Afferent influence of gephyrin and FMRP are likely events that are independent from each other, as there is no evidence in support of a direct interaction between FMRP and gephyrin mRNAs (Darnell et al., 2011). In fact, shRNA-induced FMRP downregulation of NM neurons does not affect the level of synaptic gephyrin during development (X. Wang, Zorio, Schecterson, Lu, & Wang, 2018), suggesting that postsynaptic gephyrin expression and synaptic clustering may be independent of cell autonomous FMRP level. The positive correlation of FMRP with gephyrin intensity under both intact and deprived conditions may suggest that FMRP plays a role in homeostatic synaptic plasticity in the NM by controlling the number of inhibitory synapses per neuron. This possibility is supported by altered inhibitory connectivity in several regions of the FMRP knockout mouse brain (Contractor, Klyachko, & Portera-Cailliau, 2015). Specifically in the auditory brainstem, several cell groups including VCN show altered levels of antibody staining of inhibitory synaptic markers including vesicular GABA transporter, vesicular glycine transporter 2, and glutamate decarboxylase 67 in Fmr1 knockout mice (McCullagh et al., 2020).

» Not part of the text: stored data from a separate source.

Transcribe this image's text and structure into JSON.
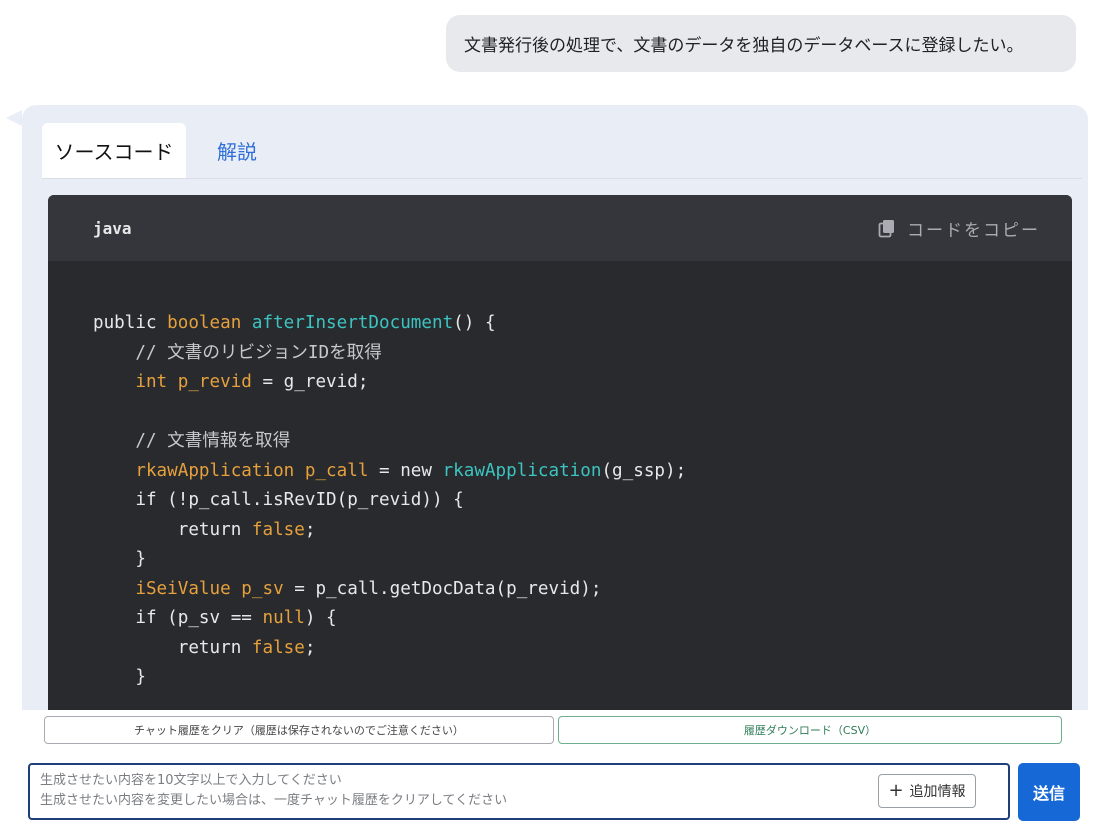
{
  "user_message": "文書発行後の処理で、文書のデータを独自のデータベースに登録したい。",
  "tabs": [
    {
      "label": "ソースコード",
      "active": true
    },
    {
      "label": "解説",
      "active": false
    }
  ],
  "code_block": {
    "language": "java",
    "copy_label": "コードをコピー",
    "lines": [
      [
        {
          "t": "public ",
          "c": "kw"
        },
        {
          "t": "boolean ",
          "c": "type"
        },
        {
          "t": "afterInsertDocument",
          "c": "fn"
        },
        {
          "t": "() {",
          "c": "kw"
        }
      ],
      [
        {
          "t": "    // 文書のリビジョンIDを取得",
          "c": "com"
        }
      ],
      [
        {
          "t": "    ",
          "c": "kw"
        },
        {
          "t": "int p_revid",
          "c": "type"
        },
        {
          "t": " = g_revid;",
          "c": "kw"
        }
      ],
      [
        {
          "t": "",
          "c": "kw"
        }
      ],
      [
        {
          "t": "    // 文書情報を取得",
          "c": "com"
        }
      ],
      [
        {
          "t": "    ",
          "c": "kw"
        },
        {
          "t": "rkawApplication p_call",
          "c": "type"
        },
        {
          "t": " = new ",
          "c": "kw"
        },
        {
          "t": "rkawApplication",
          "c": "fn"
        },
        {
          "t": "(g_ssp);",
          "c": "kw"
        }
      ],
      [
        {
          "t": "    if (!p_call.isRevID(p_revid)) {",
          "c": "kw"
        }
      ],
      [
        {
          "t": "        return ",
          "c": "kw"
        },
        {
          "t": "false",
          "c": "bool"
        },
        {
          "t": ";",
          "c": "kw"
        }
      ],
      [
        {
          "t": "    }",
          "c": "kw"
        }
      ],
      [
        {
          "t": "    ",
          "c": "kw"
        },
        {
          "t": "iSeiValue p_sv",
          "c": "type"
        },
        {
          "t": " = p_call.getDocData(p_revid);",
          "c": "kw"
        }
      ],
      [
        {
          "t": "    if (p_sv == ",
          "c": "kw"
        },
        {
          "t": "null",
          "c": "bool"
        },
        {
          "t": ") {",
          "c": "kw"
        }
      ],
      [
        {
          "t": "        return ",
          "c": "kw"
        },
        {
          "t": "false",
          "c": "bool"
        },
        {
          "t": ";",
          "c": "kw"
        }
      ],
      [
        {
          "t": "    }",
          "c": "kw"
        }
      ]
    ]
  },
  "actions": {
    "clear_label": "チャット履歴をクリア（履歴は保存されないのでご注意ください）",
    "download_label": "履歴ダウンロード（CSV）"
  },
  "input": {
    "placeholder_line1": "生成させたい内容を10文字以上で入力してください",
    "placeholder_line2": "生成させたい内容を変更したい場合は、一度チャット履歴をクリアしてください",
    "add_info_label": "追加情報"
  },
  "send_label": "送信",
  "icons": {
    "copy": "copy-icon",
    "plus": "plus-icon"
  },
  "colors": {
    "accent": "#1668d6",
    "code_bg": "#282a2e",
    "type_color": "#e6a03c",
    "fn_color": "#3cc4c0"
  }
}
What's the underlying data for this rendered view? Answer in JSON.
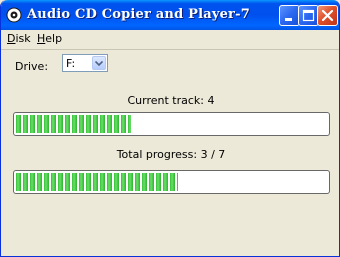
{
  "window": {
    "title": "Audio CD Copier and Player-7"
  },
  "menu": {
    "disk": {
      "hotkey": "D",
      "rest": "isk"
    },
    "help": {
      "hotkey": "H",
      "rest": "elp"
    }
  },
  "drive": {
    "label": "Drive:",
    "value": "F:"
  },
  "current_track": {
    "label": "Current track: 4",
    "progress_fraction": 0.37
  },
  "total_progress": {
    "label": "Total progress: 3 / 7",
    "progress_fraction": 0.52
  },
  "colors": {
    "title_blue": "#0050ee",
    "progress_green": "#31c131",
    "close_red": "#e0502a"
  },
  "icons": [
    "cd-icon",
    "minimize-icon",
    "maximize-icon",
    "close-icon",
    "chevron-down-icon"
  ]
}
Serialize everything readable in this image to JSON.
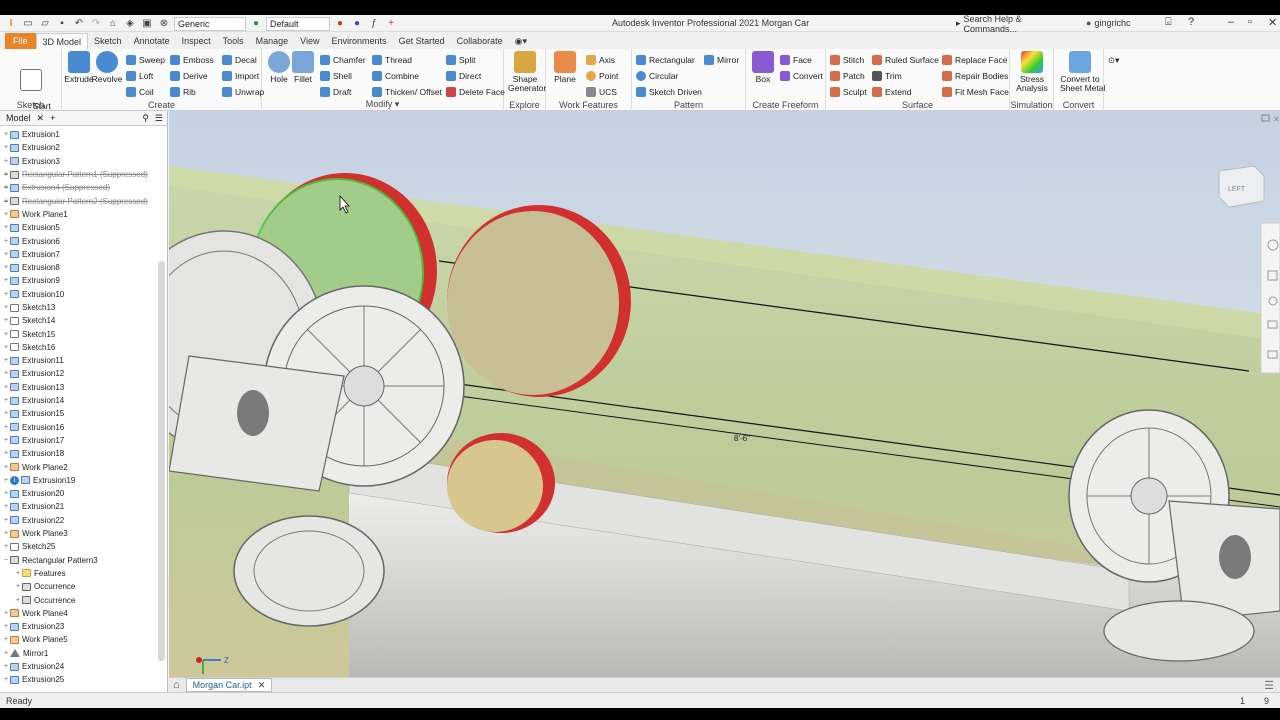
{
  "titlebar": {
    "appearance_select": "Generic",
    "material_select": "Default",
    "title": "Autodesk Inventor Professional 2021   Morgan Car",
    "search_placeholder": "Search Help & Commands...",
    "user": "gingrichc"
  },
  "tabs": [
    {
      "label": "File"
    },
    {
      "label": "3D Model"
    },
    {
      "label": "Sketch"
    },
    {
      "label": "Annotate"
    },
    {
      "label": "Inspect"
    },
    {
      "label": "Tools"
    },
    {
      "label": "Manage"
    },
    {
      "label": "View"
    },
    {
      "label": "Environments"
    },
    {
      "label": "Get Started"
    },
    {
      "label": "Collaborate"
    }
  ],
  "ribbon": {
    "sketch": {
      "label": "Sketch",
      "start": "Start\n2D Sketch"
    },
    "create": {
      "label": "Create",
      "extrude": "Extrude",
      "revolve": "Revolve",
      "sweep": "Sweep",
      "loft": "Loft",
      "coil": "Coil",
      "emboss": "Emboss",
      "derive": "Derive",
      "rib": "Rib",
      "decal": "Decal",
      "import": "Import",
      "unwrap": "Unwrap"
    },
    "modify": {
      "label": "Modify",
      "hole": "Hole",
      "fillet": "Fillet",
      "chamfer": "Chamfer",
      "shell": "Shell",
      "draft": "Draft",
      "thread": "Thread",
      "combine": "Combine",
      "thicken": "Thicken/ Offset",
      "split": "Split",
      "direct": "Direct",
      "delete_face": "Delete Face"
    },
    "explore": {
      "label": "Explore",
      "shape": "Shape\nGenerator"
    },
    "work": {
      "label": "Work Features",
      "plane": "Plane",
      "axis": "Axis",
      "point": "Point",
      "ucs": "UCS"
    },
    "pattern": {
      "label": "Pattern",
      "rectangular": "Rectangular",
      "circular": "Circular",
      "sketch_driven": "Sketch Driven",
      "mirror": "Mirror"
    },
    "freeform": {
      "label": "Create Freeform",
      "box": "Box",
      "face": "Face",
      "convert": "Convert"
    },
    "surface": {
      "label": "Surface",
      "stitch": "Stitch",
      "patch": "Patch",
      "sculpt": "Sculpt",
      "ruled": "Ruled Surface",
      "trim": "Trim",
      "extend": "Extend",
      "replace": "Replace Face",
      "repair": "Repair Bodies",
      "fit_mesh": "Fit Mesh Face"
    },
    "simulation": {
      "label": "Simulation",
      "stress": "Stress\nAnalysis"
    },
    "convert": {
      "label": "Convert",
      "sheet": "Convert to\nSheet Metal"
    }
  },
  "browser": {
    "title": "Model",
    "nodes": [
      {
        "label": "Extrusion1",
        "icon": "extrusion",
        "suppressed": false
      },
      {
        "label": "Extrusion2",
        "icon": "extrusion",
        "suppressed": false
      },
      {
        "label": "Extrusion3",
        "icon": "extrusion",
        "suppressed": false
      },
      {
        "label": "Rectangular Pattern1 (Suppressed)",
        "icon": "pattern",
        "suppressed": true
      },
      {
        "label": "Extrusion4 (Suppressed)",
        "icon": "extrusion",
        "suppressed": true
      },
      {
        "label": "Rectangular Pattern2 (Suppressed)",
        "icon": "pattern",
        "suppressed": true
      },
      {
        "label": "Work Plane1",
        "icon": "plane",
        "suppressed": false
      },
      {
        "label": "Extrusion5",
        "icon": "extrusion",
        "suppressed": false
      },
      {
        "label": "Extrusion6",
        "icon": "extrusion",
        "suppressed": false
      },
      {
        "label": "Extrusion7",
        "icon": "extrusion",
        "suppressed": false
      },
      {
        "label": "Extrusion8",
        "icon": "extrusion",
        "suppressed": false
      },
      {
        "label": "Extrusion9",
        "icon": "extrusion",
        "suppressed": false
      },
      {
        "label": "Extrusion10",
        "icon": "extrusion",
        "suppressed": false
      },
      {
        "label": "Sketch13",
        "icon": "sketch",
        "suppressed": false
      },
      {
        "label": "Sketch14",
        "icon": "sketch",
        "suppressed": false
      },
      {
        "label": "Sketch15",
        "icon": "sketch",
        "suppressed": false
      },
      {
        "label": "Sketch16",
        "icon": "sketch",
        "suppressed": false
      },
      {
        "label": "Extrusion11",
        "icon": "extrusion",
        "suppressed": false
      },
      {
        "label": "Extrusion12",
        "icon": "extrusion",
        "suppressed": false
      },
      {
        "label": "Extrusion13",
        "icon": "extrusion",
        "suppressed": false
      },
      {
        "label": "Extrusion14",
        "icon": "extrusion",
        "suppressed": false
      },
      {
        "label": "Extrusion15",
        "icon": "extrusion",
        "suppressed": false
      },
      {
        "label": "Extrusion16",
        "icon": "extrusion",
        "suppressed": false
      },
      {
        "label": "Extrusion17",
        "icon": "extrusion",
        "suppressed": false
      },
      {
        "label": "Extrusion18",
        "icon": "extrusion",
        "suppressed": false
      },
      {
        "label": "Work Plane2",
        "icon": "plane",
        "suppressed": false
      },
      {
        "label": "Extrusion19",
        "icon": "extrusion",
        "suppressed": false,
        "info": true
      },
      {
        "label": "Extrusion20",
        "icon": "extrusion",
        "suppressed": false
      },
      {
        "label": "Extrusion21",
        "icon": "extrusion",
        "suppressed": false
      },
      {
        "label": "Extrusion22",
        "icon": "extrusion",
        "suppressed": false
      },
      {
        "label": "Work Plane3",
        "icon": "plane",
        "suppressed": false
      },
      {
        "label": "Sketch25",
        "icon": "sketch",
        "suppressed": false
      },
      {
        "label": "Rectangular Pattern3",
        "icon": "pattern",
        "suppressed": false,
        "expanded": true
      },
      {
        "label": "Features",
        "icon": "folder",
        "suppressed": false,
        "indent": 1
      },
      {
        "label": "Occurrence",
        "icon": "pattern",
        "suppressed": false,
        "indent": 1
      },
      {
        "label": "Occurrence",
        "icon": "pattern",
        "suppressed": false,
        "indent": 1
      },
      {
        "label": "Work Plane4",
        "icon": "plane",
        "suppressed": false
      },
      {
        "label": "Extrusion23",
        "icon": "extrusion",
        "suppressed": false
      },
      {
        "label": "Work Plane5",
        "icon": "plane",
        "suppressed": false
      },
      {
        "label": "Mirror1",
        "icon": "mirror",
        "suppressed": false
      },
      {
        "label": "Extrusion24",
        "icon": "extrusion",
        "suppressed": false
      },
      {
        "label": "Extrusion25",
        "icon": "extrusion",
        "suppressed": false
      }
    ]
  },
  "viewport": {
    "viewcube_label": "LEFT",
    "dimension": "8'-6\""
  },
  "doctab": {
    "label": "Morgan Car.ipt"
  },
  "status": {
    "text": "Ready",
    "count1": "1",
    "count2": "9"
  }
}
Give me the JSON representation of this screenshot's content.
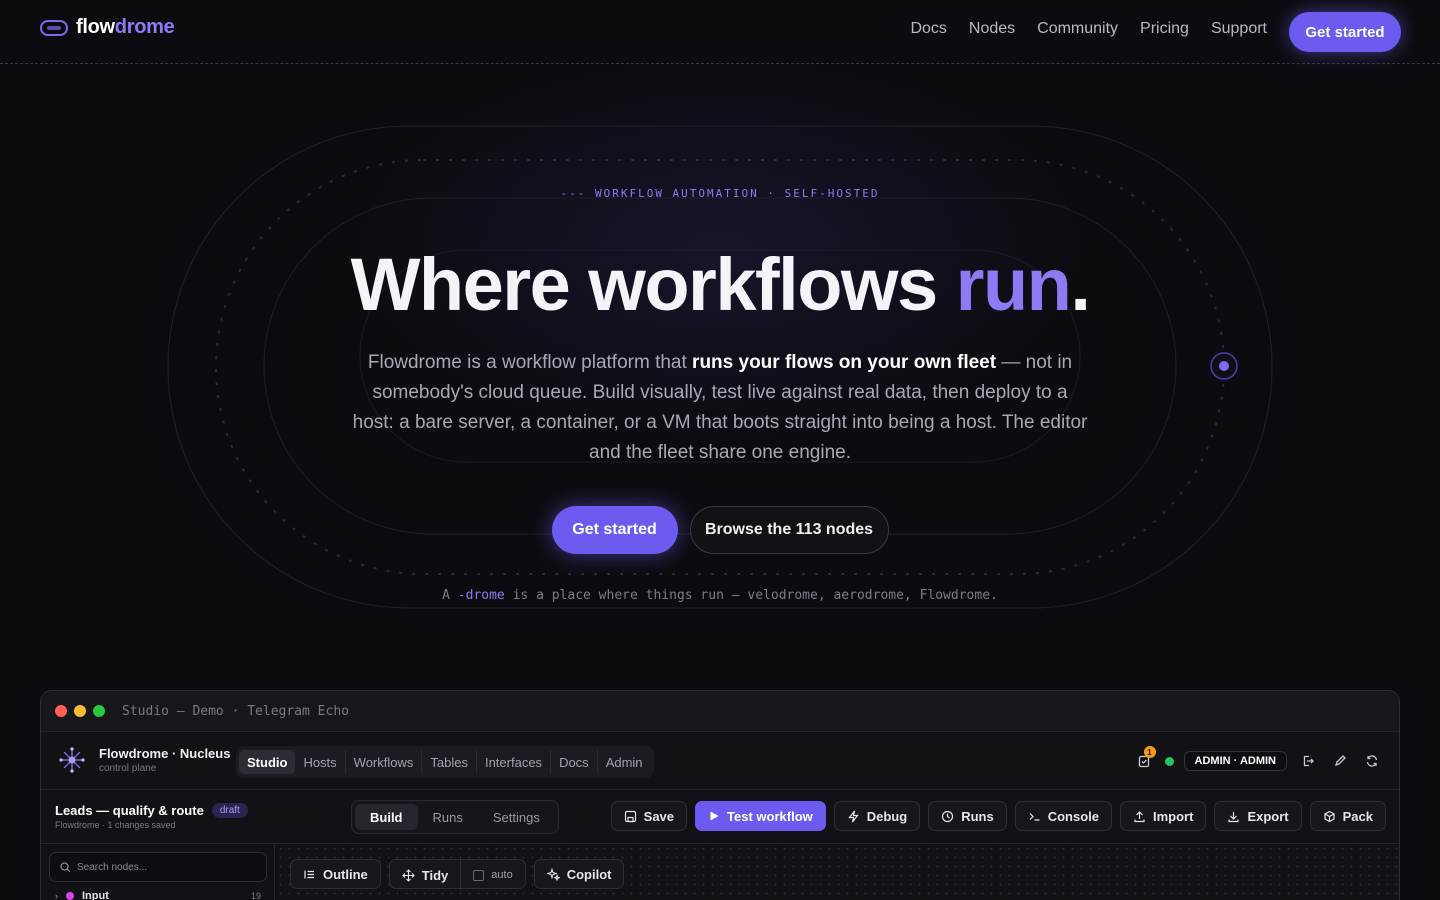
{
  "nav": {
    "logo_part1": "flow",
    "logo_part2": "drome",
    "links": [
      "Docs",
      "Nodes",
      "Community",
      "Pricing",
      "Support"
    ],
    "cta": "Get started"
  },
  "hero": {
    "eyebrow": "--- WORKFLOW AUTOMATION · SELF-HOSTED",
    "headline_main": "Where workflows ",
    "headline_accent": "run",
    "headline_end": ".",
    "lede_1": "Flowdrome is a workflow platform that ",
    "lede_bold": "runs your flows on your own fleet",
    "lede_2": " — not in somebody's cloud queue. Build visually, test live against real data, then deploy to a host: a bare server, a container, or a VM that boots straight into being a host. The editor and the fleet share one engine.",
    "primary_button": "Get started",
    "secondary_button": "Browse the 113 nodes",
    "footnote_1": "A ",
    "footnote_accent": "-drome",
    "footnote_2": " is a place where things run — velodrome, aerodrome, Flowdrome."
  },
  "app_window": {
    "title": "Studio — Demo · Telegram Echo",
    "brand_name": "Flowdrome · Nucleus",
    "brand_sub": "control plane",
    "tabs": [
      "Studio",
      "Hosts",
      "Workflows",
      "Tables",
      "Interfaces",
      "Docs",
      "Admin"
    ],
    "active_tab": "Studio",
    "notification_count": "1",
    "user_badge": "ADMIN · ADMIN",
    "workflow_name": "Leads — qualify & route",
    "workflow_status": "draft",
    "workflow_sub": "Flowdrome · 1 changes saved",
    "modes": [
      "Build",
      "Runs",
      "Settings"
    ],
    "active_mode": "Build",
    "actions": {
      "save": "Save",
      "test": "Test workflow",
      "debug": "Debug",
      "runs": "Runs",
      "console": "Console",
      "import": "Import",
      "export": "Export",
      "pack": "Pack"
    },
    "search_placeholder": "Search nodes...",
    "sidebar_item": "Input",
    "sidebar_item_count": "19",
    "canvas_tools": {
      "outline": "Outline",
      "tidy": "Tidy",
      "auto": "auto",
      "copilot": "Copilot"
    }
  },
  "colors": {
    "accent": "#8b7cf6",
    "button": "#6d5bef",
    "background": "#0c0c10",
    "status_live": "#22c55e",
    "notification": "#f59e0b"
  }
}
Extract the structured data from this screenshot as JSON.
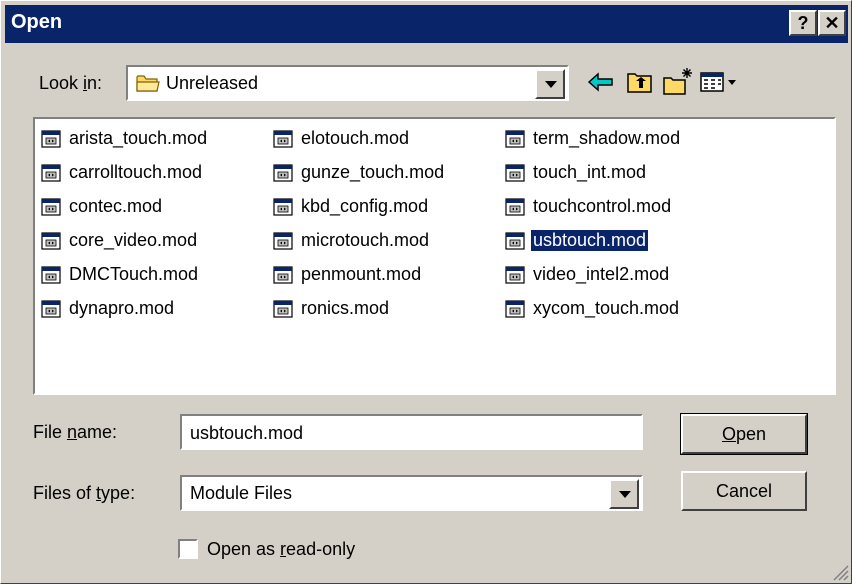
{
  "window": {
    "title": "Open",
    "help_label": "?",
    "close_label": "✕"
  },
  "lookin": {
    "label_pre": "Look ",
    "label_key": "i",
    "label_post": "n:",
    "value": "Unreleased"
  },
  "toolbar": {
    "icons": [
      "back-icon",
      "up-folder-icon",
      "new-folder-icon",
      "view-menu-icon"
    ]
  },
  "files": {
    "columns": [
      [
        "arista_touch.mod",
        "carrolltouch.mod",
        "contec.mod",
        "core_video.mod",
        "DMCTouch.mod",
        "dynapro.mod"
      ],
      [
        "elotouch.mod",
        "gunze_touch.mod",
        "kbd_config.mod",
        "microtouch.mod",
        "penmount.mod",
        "ronics.mod"
      ],
      [
        "term_shadow.mod",
        "touch_int.mod",
        "touchcontrol.mod",
        "usbtouch.mod",
        "video_intel2.mod",
        "xycom_touch.mod"
      ]
    ],
    "selected": "usbtouch.mod"
  },
  "filename": {
    "label_pre": "File ",
    "label_key": "n",
    "label_post": "ame:",
    "value": "usbtouch.mod"
  },
  "filetype": {
    "label_pre": "Files of ",
    "label_key": "t",
    "label_post": "ype:",
    "value": "Module Files"
  },
  "buttons": {
    "open_key": "O",
    "open_rest": "pen",
    "cancel": "Cancel"
  },
  "readonly": {
    "label_pre": "Open as ",
    "label_key": "r",
    "label_post": "ead-only",
    "checked": false
  },
  "colors": {
    "titlebar": "#0a246a",
    "face": "#d4d0c8",
    "selection": "#0a246a",
    "back_arrow": "#00c8c8",
    "folder": "#ffd966"
  }
}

It remains to be determined whether the observed correlations of FMRP are pathological versus physiological. Some of the correlations (with cell body size and SNAP25) only appear in the deafferented condition, suggesting that a relationship depends on the pathology and does not occur normally. The correlations with gephyrin and Y10B hold in both intact and deafferented conditions, suggesting that these relationships may be more fundamental. Interestingly, the correlation between FMRP and gephyrin intensity is stronger in the afferent-deprived NM (R² = 0.46) compared to the intact side (R² = 0.18). This enhanced correlation between FMRP and gephyrin, along with the correlation between FMRP and SNAP25 emerged only after afferent deprivation, suggest that FMRP may play a more dramatic role in modulating the organization of neuronal circuits under certain manipulated or pathological conditions. The seemingly “mismatched” findings of FMRP correlation with SNAP25 and gephyrin (negative vs. positive) should not be taken to assume that FMRP differentially regulates the two proteins or regulates excitatory versus inhibitory synapses, based on two reasons. First, our manipulation (cochlea removal) results in an immediate and complete elimination of excitatory afferent input to NM neurons (Born, Durham, & Rubel, 1991). It is not clear, however, how this manipulation affects inhibitory transmission to NM neurons. Second, any potential relationship between postsynaptic FMRP and presynaptic SNAP25 would be due to transsynaptic influence, while the relationship between FMRP and gephyrin in NM neurons may depend on cell autonomous interactions. Future studies of manipulating FMRP expression in NM/VCN neurons with either intact or deprived inputs are expected to help determine the exact role of FMRP in regulating neuronal integrity, long-term synaptic changes, and maintenance of the excitation/inhibition balance in response to changes in afferent inputs.

Conclusion

Current understanding of FMRP function in the brain is largely derived from studies that characterize changes in neuronal properties and synaptic connectivity following FMRP loss or dysfunction. Results from this and other studies that manipulate sensory inputs and other environmental factors in FMRP wildtype cells and animals indicate that the normal functions of FMRP can be highly dynamic in ways associated with cellular and synaptic adjustments in response to changes in neuronal activity. In-depth functional characterization of normally expressed FMRP is significant, as FMRP is not only responsible for FXS but is also involved in several neurological and neurodegenerative disorders (Fatemi & Folsom, 2011; Tan et al., 2020). In addition, the dramatic and multiple forms of FMRP changes following afferent deprivation as revealed in this study may suggest a possible role of FMRP in hearing loss-induced brain alterations.